3. Every autistic person is different. Try to make sure people know this in all communications.
4. Autism is not a learning disability or a mental illness. But some autistic people also have a learning disability and many people have a mental health problem.
5. Some people on the autism spectrum understand language very literally. Avoid phrases that don’t say what they mean. Like “it’s raining cats and dogs”. Use clear, everyday language.
Pearls from our Adult in the Room - Dr Eleanor Ryan
Use of resources
TOXBASE and the National Poisons Information Centre are invaluable resources and are often underused in toxicology cases
Similarly, making sure the guidelines for management of toxicology cases are printed out and followed step by step can help to optimise treatment in stressful situations in Resus.
Early senior involvement
Ethylene glycol poisoning is rare (despite seemingly featuring heavily on all our exams!). Early senior involvement should be sought once a suspicion of ethylene glycol poisoning arises as management can be tricky and nuanced as we found out in the case!
Communicating with patients with autism
It is imperative to be cognisant of the level of understanding patients with autism have, and to not just speak to their parents.
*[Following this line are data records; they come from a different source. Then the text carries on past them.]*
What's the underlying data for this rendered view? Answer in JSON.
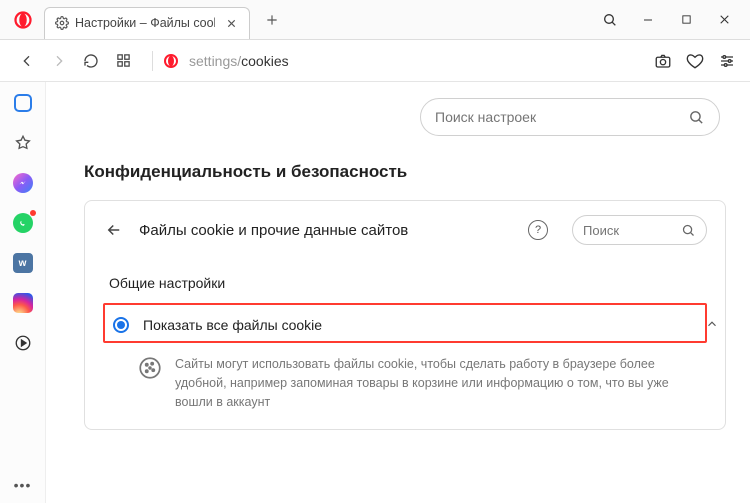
{
  "tab": {
    "title": "Настройки – Файлы cookie"
  },
  "address": {
    "prefix": "settings/",
    "path": "cookies"
  },
  "settings_search": {
    "placeholder": "Поиск настроек"
  },
  "section": {
    "title": "Конфиденциальность и безопасность"
  },
  "card": {
    "title": "Файлы cookie и прочие данные сайтов",
    "search_placeholder": "Поиск"
  },
  "subsection": {
    "title": "Общие настройки"
  },
  "option": {
    "label": "Показать все файлы cookie",
    "description": "Сайты могут использовать файлы cookie, чтобы сделать работу в браузере более удобной, например запоминая товары в корзине или информацию о том, что вы уже вошли в аккаунт"
  }
}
Be guided by their parents who will be able to help you establish an appropriate level of communication between everyone.
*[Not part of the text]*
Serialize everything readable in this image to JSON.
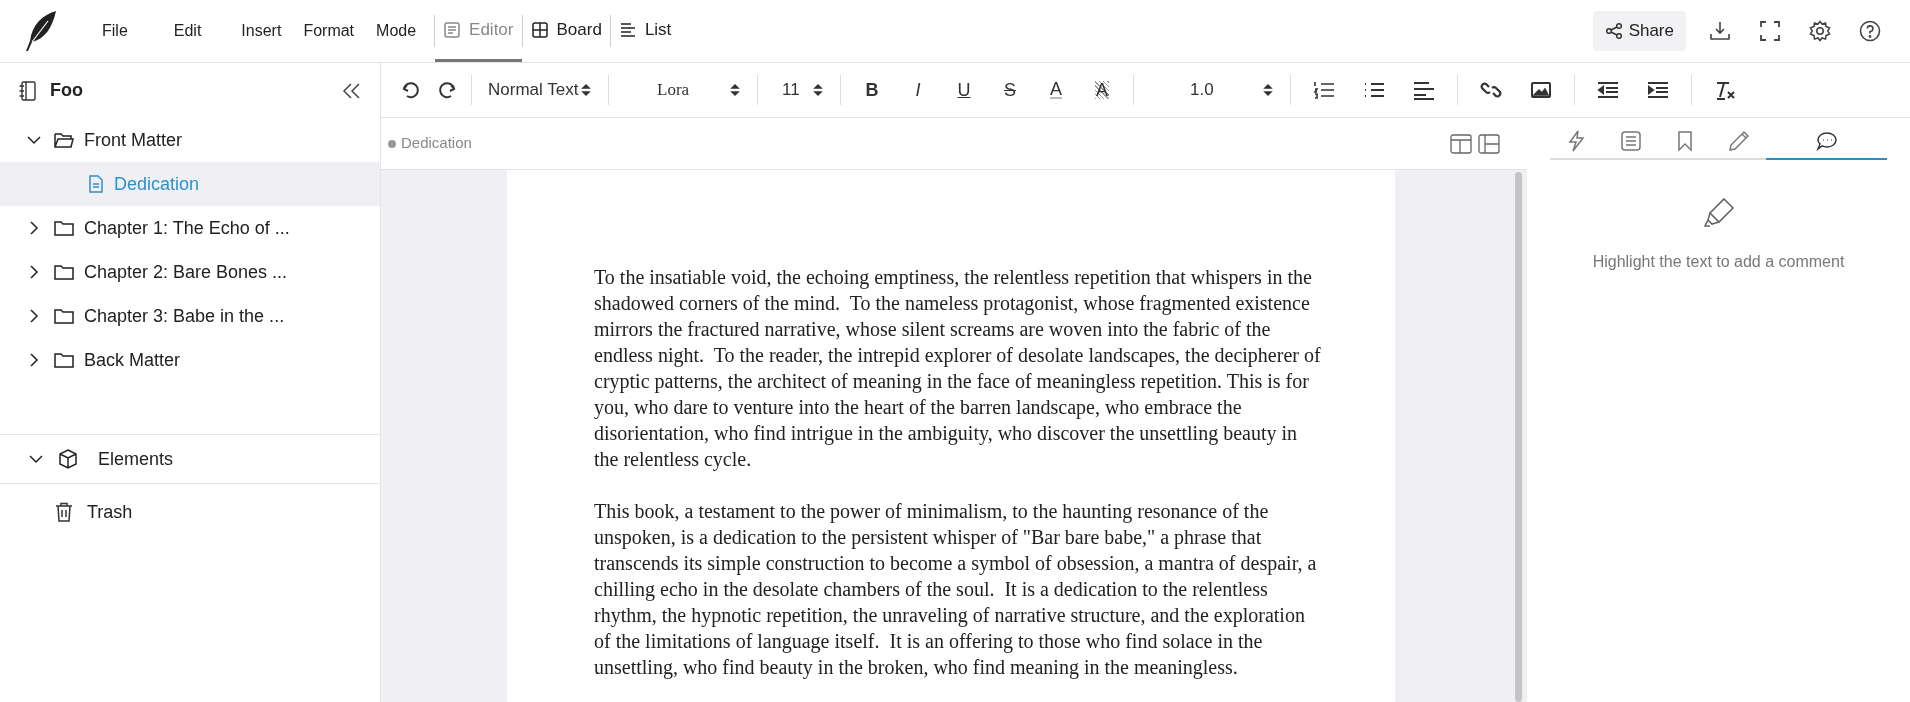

Using resources such as play therapists and allied health members can help to facilitate treating children in these high stress situations. Utilising procedure rooms to perform any uncomfortable or painful investigations where available enables the child to be reassured when they return to their bay that they are in a safe environment.
References
Mégarbane B. Treatment of patients with ethylene glycol or methanol poisoning: focus on fomepizole. Open Access Emerg Med. 2010 Aug 24;2:67-75. doi: 10.2147/OAEM.S5346. PMID: 27147840; PMCID: PMC4806829.
Barceloux DG, Krenzelok EP, Olson K, Watson W. American Academy of Clinical Toxicology Practice Guidelines on the Treatment of Ethylene Glycol Poisoning. Ad Hoc Committee. J Toxicol Clin Toxicol. 1999;37(5):537-60. doi: 10.1081/clt-100102445. PMID: 10497633.
Battistella M. Fomepizole as an antidote for ethylene glycol poisoning. Ann Pharmacother. 2002 Jun;36(6):1085-9. doi: 10.1345/aph.1A397. PMID: 12022913.
Lynd LD, Richardson KJ, Purssell RA, Abu-Laban RB, Brubacher JR, Lepik KJ, Sivilotti ML. An evaluation of the osmole gap as a screening test for toxic alcohol poisoning. BMC Emerg Med. 2008 Apr 28;8:5. doi: 10.1186/1471-227X-8-5. PMID: 18442409; PMCID: PMC2390580.
Hodgman M, Marraffa JM, Wojcik S, Grant W. Serum Calcium Concentration in Ethylene Glycol Poisoning. J Med Toxicol. 2017 Jun;13(2):153-157. doi: 10.1007/s13181-017-0598-4. Epub 2017 Jan 12. PMID: 28083813; PMCID: PMC5440316.
Hylander B, Kjellstrand CM. Prognostic factors and treatment of severe ethylene glycol intoxication. Intensive Care Med. 1996 Jun;22(6):546-52. doi: 10.1007/BF01708094. PMID: 8814469.